State and local health officials have launched an ambitious campaign designed to dramatically reduce the number of new HIV infections and AIDS-related deaths in California over the next five years.
There are about 5,000 new cases of HIV diagnosed in California each year, and the goal is to bring that number down to fewer than 2,500 by 2021, according to the California Department of Public Health, the initiative's lead agency.
The effort seeks to lower the death rate among Californians with HIV from 1,000 per 100,000 to less than 650 per 100,000.
The campaign, dubbed "Laying a Foundation for Getting to Zero," outlines a series of strategies, including: boosting the number of people at risk of HIV infection who use Truvada, a daily medication that can prevent HIV infection; increasing and improving HIV testing; quickly linking newly diagnosed people with medical care; and increasing the percentage of people with HIV infection who are virally suppressed.
The goals and strategies were developed with input from community stakeholders, local health jurisdictions and HIV planning bodies throughout the state, Public Health said.
Dr. Karen Mark, chief of the Public Health's Office of AIDS, says this is an "opportune time" for such an effort.
Besides the preventive drug Truvada and medications that suppress HIV-positive peoples' viral loads, the Affordable Care Act has made health insurance and medical care more broadly available, she says.
As of 2014, there were approximately 126,000 people living with HIV in California, according to the state Office of AIDS. Close to three-quarters of those infections were among men who have sex with men.

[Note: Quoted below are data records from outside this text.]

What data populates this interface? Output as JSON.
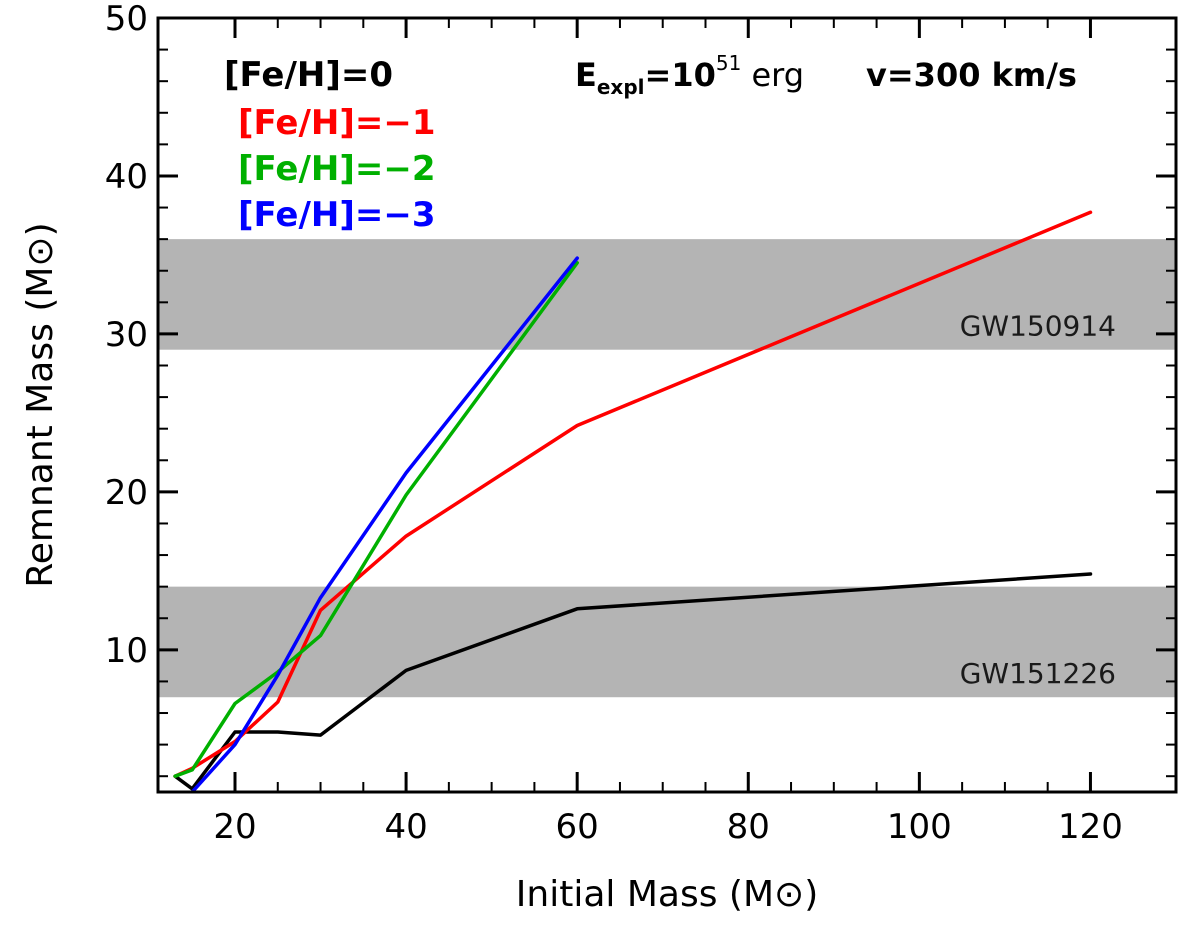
{
  "chart_data": {
    "type": "line",
    "xlabel": "Initial Mass (M",
    "xlabel_unit_symbol": "⊙",
    "ylabel": "Remnant Mass (M",
    "ylabel_unit_symbol": "⊙",
    "xlim": [
      11,
      130
    ],
    "ylim": [
      1,
      50
    ],
    "x_ticks": [
      20,
      40,
      60,
      80,
      100,
      120
    ],
    "y_ticks": [
      10,
      20,
      30,
      40,
      50
    ],
    "grid": false,
    "legend_position": "top-left",
    "annotation": {
      "prefix": "E",
      "subscript": "expl",
      "equals": "=10",
      "superscript": "51",
      "unit": " erg",
      "velocity_prefix": "v",
      "velocity_value": "=300 km/s"
    },
    "bands": [
      {
        "label": "GW150914",
        "y0": 29,
        "y1": 36,
        "color": "#b4b4b4"
      },
      {
        "label": "GW151226",
        "y0": 7,
        "y1": 14,
        "color": "#b4b4b4"
      }
    ],
    "series": [
      {
        "name_prefix": "[Fe/H]",
        "name_value": "=0",
        "color": "#000000",
        "x": [
          13,
          15,
          20,
          25,
          30,
          40,
          60,
          120
        ],
        "y": [
          2.0,
          1.2,
          4.8,
          4.8,
          4.6,
          8.7,
          12.6,
          14.8
        ]
      },
      {
        "name_prefix": "[Fe/H]",
        "name_value": "=−1",
        "color": "#ff0000",
        "x": [
          13,
          15,
          20,
          25,
          30,
          40,
          60,
          120
        ],
        "y": [
          2.0,
          2.5,
          4.2,
          6.7,
          12.5,
          17.2,
          24.2,
          37.7
        ]
      },
      {
        "name_prefix": "[Fe/H]",
        "name_value": "=−2",
        "color": "#00b000",
        "x": [
          13,
          15,
          20,
          25,
          30,
          40,
          60
        ],
        "y": [
          2.0,
          2.4,
          6.6,
          8.6,
          10.9,
          19.8,
          34.5
        ]
      },
      {
        "name_prefix": "[Fe/H]",
        "name_value": "=−3",
        "color": "#0000ff",
        "x": [
          15,
          20,
          25,
          30,
          40,
          60
        ],
        "y": [
          1.0,
          4.0,
          8.4,
          13.3,
          21.2,
          34.8
        ]
      }
    ]
  }
}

Nearly 41 percent of people newly diagnosed with HIV live in Los Angeles County, as do nearly 40 percent of people living with HIV, according to state data.
Disparities exist among those who are infected: While 42 percent of state residents diagnosed with HIV are white, the rate of disease is highest among African-Americans. The rate among blacks is almost three times higher than among whites.
African-Americans also face disparities at each stage of HIV medical care, from initial diagnosis, to accessing and retaining care, to achieving viral suppression, the state says.